2. The Fix: KMS Envelope Encryption To solve the etcd vulnerability, AWS allows you to integrate AWS KMS (Key Management Service) directly into the Kubernetes API. When you enable this, Kubernetes uses Envelope Encryption:

• Kubernetes generates a Data Encryption Key (DEK) to encrypt your secret.
• AWS KMS provides a Key Encryption Key (KEK) to encrypt the DEK.
• Only the encrypted DEK and the encrypted secret are stored in etcd. Even if a hacker steals the entire database backup, it is completely unreadable garbage without the master key inside AWS KMS.

3. The GitOps Problem: Where do secrets come from? Even if etcd is encrypted, how do you get the secret into Kubernetes in the first place? If you write a Secret.yaml file with your database password in it and commit it to GitHub, your security is immediately compromised. In a DevSecOps environment, you never store secrets in Git. You store them in a secure vault like AWS Secrets Manager.

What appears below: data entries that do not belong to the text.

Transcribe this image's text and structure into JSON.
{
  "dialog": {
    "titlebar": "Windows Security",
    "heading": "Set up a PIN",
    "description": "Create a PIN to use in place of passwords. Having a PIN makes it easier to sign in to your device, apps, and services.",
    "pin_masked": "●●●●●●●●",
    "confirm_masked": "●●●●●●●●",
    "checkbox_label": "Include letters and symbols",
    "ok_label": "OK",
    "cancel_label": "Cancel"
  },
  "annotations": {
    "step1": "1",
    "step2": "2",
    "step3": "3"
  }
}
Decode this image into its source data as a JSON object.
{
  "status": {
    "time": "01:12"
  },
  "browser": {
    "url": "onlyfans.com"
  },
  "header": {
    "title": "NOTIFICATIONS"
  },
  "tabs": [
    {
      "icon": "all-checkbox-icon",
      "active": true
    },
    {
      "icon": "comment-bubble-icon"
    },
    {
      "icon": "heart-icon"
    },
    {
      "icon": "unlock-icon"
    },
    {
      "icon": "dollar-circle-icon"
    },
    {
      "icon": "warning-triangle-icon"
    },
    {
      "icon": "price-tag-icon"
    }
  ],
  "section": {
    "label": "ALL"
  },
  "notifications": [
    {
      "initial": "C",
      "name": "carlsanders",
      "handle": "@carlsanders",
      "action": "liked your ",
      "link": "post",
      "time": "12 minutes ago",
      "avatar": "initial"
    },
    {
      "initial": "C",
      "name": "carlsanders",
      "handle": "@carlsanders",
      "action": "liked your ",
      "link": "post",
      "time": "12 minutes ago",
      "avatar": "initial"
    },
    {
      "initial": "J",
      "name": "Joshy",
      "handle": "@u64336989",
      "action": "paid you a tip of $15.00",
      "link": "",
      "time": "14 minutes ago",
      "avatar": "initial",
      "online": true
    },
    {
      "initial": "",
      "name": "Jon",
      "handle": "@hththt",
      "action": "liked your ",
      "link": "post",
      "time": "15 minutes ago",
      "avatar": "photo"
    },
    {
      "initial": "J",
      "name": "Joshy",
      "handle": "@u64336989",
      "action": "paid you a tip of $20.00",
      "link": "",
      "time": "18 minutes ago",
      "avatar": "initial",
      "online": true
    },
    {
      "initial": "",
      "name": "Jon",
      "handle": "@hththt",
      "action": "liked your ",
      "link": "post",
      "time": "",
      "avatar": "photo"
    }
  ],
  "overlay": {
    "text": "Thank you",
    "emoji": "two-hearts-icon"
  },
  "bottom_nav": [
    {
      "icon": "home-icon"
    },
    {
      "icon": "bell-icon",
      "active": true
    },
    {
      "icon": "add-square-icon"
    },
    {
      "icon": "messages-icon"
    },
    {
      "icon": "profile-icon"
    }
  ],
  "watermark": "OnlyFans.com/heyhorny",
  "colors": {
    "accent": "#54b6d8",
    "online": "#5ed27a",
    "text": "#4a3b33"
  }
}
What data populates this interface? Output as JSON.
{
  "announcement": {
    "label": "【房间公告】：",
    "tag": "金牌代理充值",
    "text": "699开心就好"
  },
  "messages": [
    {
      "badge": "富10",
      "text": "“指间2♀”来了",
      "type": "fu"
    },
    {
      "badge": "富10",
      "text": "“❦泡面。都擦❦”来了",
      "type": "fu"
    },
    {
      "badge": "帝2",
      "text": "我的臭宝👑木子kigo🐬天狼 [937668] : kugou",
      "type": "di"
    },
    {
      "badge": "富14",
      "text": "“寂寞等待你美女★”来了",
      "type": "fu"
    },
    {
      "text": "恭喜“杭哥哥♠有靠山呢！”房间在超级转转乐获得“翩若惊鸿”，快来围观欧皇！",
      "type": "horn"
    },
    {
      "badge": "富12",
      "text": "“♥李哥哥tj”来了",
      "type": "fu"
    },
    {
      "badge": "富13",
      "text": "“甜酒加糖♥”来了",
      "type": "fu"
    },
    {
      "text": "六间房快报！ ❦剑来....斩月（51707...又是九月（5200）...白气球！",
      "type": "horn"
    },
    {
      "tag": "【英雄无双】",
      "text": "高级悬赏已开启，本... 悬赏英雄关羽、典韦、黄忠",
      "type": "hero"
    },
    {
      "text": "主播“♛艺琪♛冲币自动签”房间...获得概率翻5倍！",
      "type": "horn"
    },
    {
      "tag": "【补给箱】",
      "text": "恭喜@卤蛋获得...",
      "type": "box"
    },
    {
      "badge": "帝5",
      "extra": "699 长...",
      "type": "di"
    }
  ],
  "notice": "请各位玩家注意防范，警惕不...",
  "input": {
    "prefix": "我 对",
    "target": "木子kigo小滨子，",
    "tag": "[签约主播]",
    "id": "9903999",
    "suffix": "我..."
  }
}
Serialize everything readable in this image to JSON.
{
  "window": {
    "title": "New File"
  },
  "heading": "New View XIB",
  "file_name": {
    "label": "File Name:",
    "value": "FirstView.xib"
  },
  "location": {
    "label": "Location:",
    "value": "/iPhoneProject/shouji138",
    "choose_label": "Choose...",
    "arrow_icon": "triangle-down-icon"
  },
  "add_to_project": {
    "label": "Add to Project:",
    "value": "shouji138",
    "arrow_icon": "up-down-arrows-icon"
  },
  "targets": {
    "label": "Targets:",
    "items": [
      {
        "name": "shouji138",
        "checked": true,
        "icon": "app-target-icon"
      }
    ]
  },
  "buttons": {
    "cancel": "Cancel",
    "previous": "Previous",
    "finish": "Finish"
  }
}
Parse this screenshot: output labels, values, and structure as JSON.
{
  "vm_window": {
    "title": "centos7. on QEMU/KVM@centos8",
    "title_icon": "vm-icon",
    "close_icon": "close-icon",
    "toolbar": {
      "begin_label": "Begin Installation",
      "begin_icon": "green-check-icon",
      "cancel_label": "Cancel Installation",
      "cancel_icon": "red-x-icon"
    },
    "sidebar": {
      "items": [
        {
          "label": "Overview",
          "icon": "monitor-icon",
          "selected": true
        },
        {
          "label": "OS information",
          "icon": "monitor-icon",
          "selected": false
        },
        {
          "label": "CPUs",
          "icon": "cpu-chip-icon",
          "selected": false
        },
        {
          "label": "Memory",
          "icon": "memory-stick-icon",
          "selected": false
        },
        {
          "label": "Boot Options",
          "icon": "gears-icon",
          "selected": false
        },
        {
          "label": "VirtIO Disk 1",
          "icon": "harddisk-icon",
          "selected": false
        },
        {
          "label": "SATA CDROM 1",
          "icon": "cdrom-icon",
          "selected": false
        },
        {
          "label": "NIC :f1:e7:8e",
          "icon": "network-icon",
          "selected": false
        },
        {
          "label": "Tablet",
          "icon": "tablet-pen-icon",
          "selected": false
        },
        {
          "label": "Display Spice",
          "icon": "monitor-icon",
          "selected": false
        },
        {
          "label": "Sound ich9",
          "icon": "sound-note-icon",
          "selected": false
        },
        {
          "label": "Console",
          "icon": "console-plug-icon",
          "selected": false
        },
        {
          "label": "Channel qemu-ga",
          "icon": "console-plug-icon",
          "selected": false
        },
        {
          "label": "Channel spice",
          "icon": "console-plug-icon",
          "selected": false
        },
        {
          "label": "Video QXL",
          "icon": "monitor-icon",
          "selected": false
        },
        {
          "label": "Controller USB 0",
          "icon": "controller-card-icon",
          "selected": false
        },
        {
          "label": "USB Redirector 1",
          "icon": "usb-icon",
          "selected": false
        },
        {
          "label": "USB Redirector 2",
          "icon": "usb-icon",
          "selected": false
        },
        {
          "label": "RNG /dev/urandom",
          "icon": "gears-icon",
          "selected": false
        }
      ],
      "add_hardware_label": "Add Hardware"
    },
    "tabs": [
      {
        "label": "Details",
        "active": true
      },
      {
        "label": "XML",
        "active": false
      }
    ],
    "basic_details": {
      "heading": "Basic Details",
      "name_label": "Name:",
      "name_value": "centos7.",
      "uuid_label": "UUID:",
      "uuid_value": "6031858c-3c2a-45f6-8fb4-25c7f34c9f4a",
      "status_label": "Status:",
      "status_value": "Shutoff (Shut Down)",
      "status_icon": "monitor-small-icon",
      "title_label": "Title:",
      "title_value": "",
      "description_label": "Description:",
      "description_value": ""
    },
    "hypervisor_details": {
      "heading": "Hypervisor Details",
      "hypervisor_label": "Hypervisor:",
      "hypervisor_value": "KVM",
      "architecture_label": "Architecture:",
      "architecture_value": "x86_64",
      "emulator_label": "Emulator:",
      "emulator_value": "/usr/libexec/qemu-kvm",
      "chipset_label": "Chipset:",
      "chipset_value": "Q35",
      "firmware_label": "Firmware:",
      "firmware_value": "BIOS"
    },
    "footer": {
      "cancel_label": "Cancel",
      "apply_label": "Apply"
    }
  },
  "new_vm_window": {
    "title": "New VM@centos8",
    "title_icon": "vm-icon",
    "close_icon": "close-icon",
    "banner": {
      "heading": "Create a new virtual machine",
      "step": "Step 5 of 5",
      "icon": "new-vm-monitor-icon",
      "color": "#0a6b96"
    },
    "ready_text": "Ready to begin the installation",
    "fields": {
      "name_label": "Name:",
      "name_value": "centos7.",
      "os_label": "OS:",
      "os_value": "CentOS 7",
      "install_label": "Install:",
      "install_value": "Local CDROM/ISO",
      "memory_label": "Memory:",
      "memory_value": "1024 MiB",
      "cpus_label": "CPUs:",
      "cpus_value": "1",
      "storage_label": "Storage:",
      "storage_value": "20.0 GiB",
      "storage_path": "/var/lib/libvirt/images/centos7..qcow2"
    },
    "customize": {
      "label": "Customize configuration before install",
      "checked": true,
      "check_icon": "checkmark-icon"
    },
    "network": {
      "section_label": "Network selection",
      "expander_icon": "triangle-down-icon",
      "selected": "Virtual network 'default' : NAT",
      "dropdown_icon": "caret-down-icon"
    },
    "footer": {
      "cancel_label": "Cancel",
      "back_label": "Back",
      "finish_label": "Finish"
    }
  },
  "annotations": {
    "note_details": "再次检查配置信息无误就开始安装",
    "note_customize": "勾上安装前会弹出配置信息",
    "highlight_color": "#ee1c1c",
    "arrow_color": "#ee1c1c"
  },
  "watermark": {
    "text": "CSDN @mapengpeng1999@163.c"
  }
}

4. Bridging the Gap: ESO vs. CSI Driver How do we automatically pull passwords from AWS Secrets Manager into our EKS cluster without human intervention? The industry uses two main tools:

• The Secrets Store CSI Driver: This tool mounts the AWS secret directly into your Pod as a physical file on a virtual hard drive. (Best for legacy apps that need to read .conf files).
• External Secrets Operator (ESO): The 2026 DevSecOps favorite. It runs in the background, securely fetches the secret from AWS, and automatically generates a native Kubernetes Secret object for you. (Best for modern apps that use Environment Variables and GitOps workflows like ArgoCD).